Since adding the power commander I can't seem to get the tickover down on the ADV. The BBS are set to about 3/4 out from full in but the revs are still around 1200 rpm. I synced the throttle bodies and they are pretty close, but there is still vibration through the bars at 80+. The bike pulls like a train, but I know it's not quite right.

What is the best way of setting the BBS. I keep hearing they should be 1 3/4 turns out, but if I do that the tick over is too high.

Do I need to tinker with the TPS voltage?

The power commander is set to run off the stock maps but target 13.8 AFR.
 
Hi Phil,try doing it this way
I'll assume the throttle bodies are clean,Inc brass bypass screws,valve clearances set etc.
Check cable adjustments have sufficient free play
Engine hot,With vac gauges attached set idle speed and match the readings on the gauges using the bypass screws.
Then adjust the cables to balance the bodies @ 2000 rpm
That should get it spot on.
Mike
 
A nice simple explanation :thumby:
 
That's pretty much how I did it, but the BBS seem to have little effect until almost all the way home. I'm thinking the bike might not have been warm enough, so will try again after a good long ride. It isn't a million miles off, but it's definitely not quite there.
 
The BBS tend to get pretty gunged up , you've probably do so already but if not remove and give them a good clean ?
 
I have a little issue.

Since adding the power commander I can't seem to get the tickover down on the ADV. The BBS are set to about 3/4 out from full in but the revs are still around 1200 rpm. I synced the throttle bodies and they are pretty close, but there is still vibration through the bars at 80+. The bike pulls like a train, but I know it's not quite right.

What is the best way of setting the BBS. I keep hearing they should be 1 3/4 turns out, but if I do that the tick over is too high.

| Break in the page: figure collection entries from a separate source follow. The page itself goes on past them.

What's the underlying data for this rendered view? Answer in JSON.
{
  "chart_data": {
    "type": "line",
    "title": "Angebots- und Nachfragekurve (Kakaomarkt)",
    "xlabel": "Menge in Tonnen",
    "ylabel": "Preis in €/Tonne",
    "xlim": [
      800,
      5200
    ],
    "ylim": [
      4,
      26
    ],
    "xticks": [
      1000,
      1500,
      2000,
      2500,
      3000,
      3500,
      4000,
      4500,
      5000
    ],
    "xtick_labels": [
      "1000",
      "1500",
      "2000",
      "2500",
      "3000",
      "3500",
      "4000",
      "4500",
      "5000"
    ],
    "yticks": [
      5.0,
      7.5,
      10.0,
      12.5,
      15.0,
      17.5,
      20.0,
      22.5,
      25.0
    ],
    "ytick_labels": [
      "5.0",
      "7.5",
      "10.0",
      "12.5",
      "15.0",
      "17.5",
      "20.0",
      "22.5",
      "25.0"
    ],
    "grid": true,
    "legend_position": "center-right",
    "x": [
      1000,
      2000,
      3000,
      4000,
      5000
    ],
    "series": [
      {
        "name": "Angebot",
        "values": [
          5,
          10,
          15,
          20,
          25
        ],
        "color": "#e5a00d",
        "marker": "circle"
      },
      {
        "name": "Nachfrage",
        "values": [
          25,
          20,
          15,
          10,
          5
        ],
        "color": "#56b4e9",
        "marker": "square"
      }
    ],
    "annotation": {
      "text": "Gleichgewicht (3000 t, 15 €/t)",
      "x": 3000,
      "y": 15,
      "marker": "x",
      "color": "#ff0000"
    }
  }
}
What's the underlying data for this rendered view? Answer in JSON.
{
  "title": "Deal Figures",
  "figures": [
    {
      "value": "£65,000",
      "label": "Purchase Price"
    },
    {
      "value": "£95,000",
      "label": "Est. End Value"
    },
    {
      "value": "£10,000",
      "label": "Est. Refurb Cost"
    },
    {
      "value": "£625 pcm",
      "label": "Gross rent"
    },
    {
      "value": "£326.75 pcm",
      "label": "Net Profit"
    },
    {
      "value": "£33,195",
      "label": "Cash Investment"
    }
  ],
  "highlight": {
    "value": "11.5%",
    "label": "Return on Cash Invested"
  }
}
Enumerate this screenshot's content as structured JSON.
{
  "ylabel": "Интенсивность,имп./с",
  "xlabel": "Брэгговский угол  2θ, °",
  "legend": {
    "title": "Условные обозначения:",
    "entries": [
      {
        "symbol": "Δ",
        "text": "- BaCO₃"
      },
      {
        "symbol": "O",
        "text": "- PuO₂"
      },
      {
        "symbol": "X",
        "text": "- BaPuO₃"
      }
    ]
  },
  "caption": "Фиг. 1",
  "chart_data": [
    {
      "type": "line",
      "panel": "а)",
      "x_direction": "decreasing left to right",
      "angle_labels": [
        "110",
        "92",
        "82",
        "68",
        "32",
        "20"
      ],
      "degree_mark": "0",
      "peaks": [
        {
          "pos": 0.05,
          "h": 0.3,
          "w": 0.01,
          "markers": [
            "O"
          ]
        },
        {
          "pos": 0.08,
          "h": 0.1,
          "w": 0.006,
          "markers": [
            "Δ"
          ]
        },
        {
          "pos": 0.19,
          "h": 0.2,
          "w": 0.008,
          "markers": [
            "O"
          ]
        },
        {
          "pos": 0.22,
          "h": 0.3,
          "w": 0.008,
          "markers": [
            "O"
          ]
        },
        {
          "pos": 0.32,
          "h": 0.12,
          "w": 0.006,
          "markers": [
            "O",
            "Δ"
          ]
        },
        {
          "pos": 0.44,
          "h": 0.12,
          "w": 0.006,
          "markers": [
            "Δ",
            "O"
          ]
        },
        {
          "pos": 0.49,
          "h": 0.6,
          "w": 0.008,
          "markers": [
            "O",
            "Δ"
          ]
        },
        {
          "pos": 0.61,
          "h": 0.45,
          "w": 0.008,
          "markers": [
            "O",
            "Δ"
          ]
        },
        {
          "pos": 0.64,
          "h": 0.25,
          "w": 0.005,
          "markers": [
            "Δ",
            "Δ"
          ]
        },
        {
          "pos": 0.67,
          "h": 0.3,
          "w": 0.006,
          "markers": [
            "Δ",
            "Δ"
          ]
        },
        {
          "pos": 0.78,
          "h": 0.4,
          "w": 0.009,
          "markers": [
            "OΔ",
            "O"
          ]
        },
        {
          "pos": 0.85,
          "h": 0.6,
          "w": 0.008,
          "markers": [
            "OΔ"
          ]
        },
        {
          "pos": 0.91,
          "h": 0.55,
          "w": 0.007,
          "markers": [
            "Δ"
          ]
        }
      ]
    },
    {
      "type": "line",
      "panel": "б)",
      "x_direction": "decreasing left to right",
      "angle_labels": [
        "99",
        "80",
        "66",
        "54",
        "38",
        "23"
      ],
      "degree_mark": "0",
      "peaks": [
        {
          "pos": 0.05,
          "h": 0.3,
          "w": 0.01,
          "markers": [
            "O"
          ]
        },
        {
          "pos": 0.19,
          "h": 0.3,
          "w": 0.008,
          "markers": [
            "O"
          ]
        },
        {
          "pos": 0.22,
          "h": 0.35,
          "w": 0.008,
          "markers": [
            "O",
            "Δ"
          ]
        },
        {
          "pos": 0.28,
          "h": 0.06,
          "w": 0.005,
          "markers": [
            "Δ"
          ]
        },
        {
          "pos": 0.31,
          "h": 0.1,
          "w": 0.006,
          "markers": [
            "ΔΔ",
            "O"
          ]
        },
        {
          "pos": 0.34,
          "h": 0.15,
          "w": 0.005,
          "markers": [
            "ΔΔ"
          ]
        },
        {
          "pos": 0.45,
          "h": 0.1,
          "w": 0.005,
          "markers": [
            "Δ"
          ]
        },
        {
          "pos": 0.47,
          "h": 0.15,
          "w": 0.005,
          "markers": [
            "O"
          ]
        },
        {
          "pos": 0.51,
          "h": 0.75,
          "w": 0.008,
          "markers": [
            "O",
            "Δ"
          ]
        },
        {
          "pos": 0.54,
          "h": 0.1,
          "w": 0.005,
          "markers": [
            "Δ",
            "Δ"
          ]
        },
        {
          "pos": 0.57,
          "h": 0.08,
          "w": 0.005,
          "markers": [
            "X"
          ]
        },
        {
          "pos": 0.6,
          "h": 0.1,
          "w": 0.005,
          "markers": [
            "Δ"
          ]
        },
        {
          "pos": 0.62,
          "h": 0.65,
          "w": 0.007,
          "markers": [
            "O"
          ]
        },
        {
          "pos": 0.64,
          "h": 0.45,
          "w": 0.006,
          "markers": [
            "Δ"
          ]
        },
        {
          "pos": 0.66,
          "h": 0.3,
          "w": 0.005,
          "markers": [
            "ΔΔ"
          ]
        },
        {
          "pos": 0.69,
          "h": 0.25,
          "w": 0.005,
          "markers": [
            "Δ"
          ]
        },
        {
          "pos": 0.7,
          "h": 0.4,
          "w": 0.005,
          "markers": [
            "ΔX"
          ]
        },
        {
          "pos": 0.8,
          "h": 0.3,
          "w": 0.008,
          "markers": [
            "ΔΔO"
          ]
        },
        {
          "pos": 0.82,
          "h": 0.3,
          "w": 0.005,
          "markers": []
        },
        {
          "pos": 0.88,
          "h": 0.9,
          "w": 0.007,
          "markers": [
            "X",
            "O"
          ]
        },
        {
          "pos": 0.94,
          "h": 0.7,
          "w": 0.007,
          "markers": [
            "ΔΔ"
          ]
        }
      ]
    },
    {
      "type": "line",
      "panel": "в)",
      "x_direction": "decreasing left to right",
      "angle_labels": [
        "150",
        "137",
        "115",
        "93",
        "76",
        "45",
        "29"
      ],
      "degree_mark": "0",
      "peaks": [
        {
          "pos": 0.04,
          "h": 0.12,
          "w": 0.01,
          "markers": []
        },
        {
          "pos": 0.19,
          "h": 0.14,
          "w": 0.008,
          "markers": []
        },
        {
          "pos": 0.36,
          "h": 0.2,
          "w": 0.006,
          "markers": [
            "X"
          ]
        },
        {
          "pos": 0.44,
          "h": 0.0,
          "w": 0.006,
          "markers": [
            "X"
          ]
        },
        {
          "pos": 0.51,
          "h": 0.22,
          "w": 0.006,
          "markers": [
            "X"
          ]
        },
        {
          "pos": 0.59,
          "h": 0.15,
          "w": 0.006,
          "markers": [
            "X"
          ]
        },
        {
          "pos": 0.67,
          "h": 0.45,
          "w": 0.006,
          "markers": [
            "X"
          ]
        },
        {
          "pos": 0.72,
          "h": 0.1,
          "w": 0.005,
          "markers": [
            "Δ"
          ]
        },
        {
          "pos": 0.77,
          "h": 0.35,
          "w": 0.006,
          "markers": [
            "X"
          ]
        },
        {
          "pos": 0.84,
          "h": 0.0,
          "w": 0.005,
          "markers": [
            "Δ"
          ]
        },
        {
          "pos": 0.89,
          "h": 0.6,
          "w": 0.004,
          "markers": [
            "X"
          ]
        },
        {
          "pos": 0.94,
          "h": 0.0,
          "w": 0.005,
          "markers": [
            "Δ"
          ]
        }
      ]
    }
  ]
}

Do I need to tinker with the TPS voltage?

The power commander is set to run off the stock maps but target 13.8 AFR.

Phil,
I've seen this happen before. I'm assuming that your cables are all adjusted properly. When you richen the mixure to 13.8, the idle speed comes up 100-150 rpm because you have more power for the same air. The PC Wideband O2 doesn't get calibrated like an LC-2 so you may be richer that 13.8.

If someone before you did a zero=zero procedure your throttles are open too wide. If that's the case you will need to run zero=250, then you'll get more BBS authority.

A way to check this is to set your Wideband to 14.7, or 15.0 and you should see the idle come down.
 
I know it's not particularly relevant as I don't use a Power Commander (but might in the future :rolleyes:) but I have been having a problem with the bike cutting out and/or the tickover dropping drastically when stopping at junctions etc. I was blaming it on the servo linked brakes and 8 year old battery (ordered a new Motobatt) but after doing a motronic reset today (removed fuse 5 for 10 mins and then do throttle open/close 3 times) everything is fine :confused:
All it then needed was a slight BBS tune at idle using the Twinmax and all is well again :D
BBS are 1 1/4 out but every bike will be different relative to wear etc I suppose.

Mike.
 
I just set my tappets and end float today and struggled to get my throttle bodies to balance. Its was as mentioned earlier, the taper on the brass screws being gummed up along with the holes they fit in.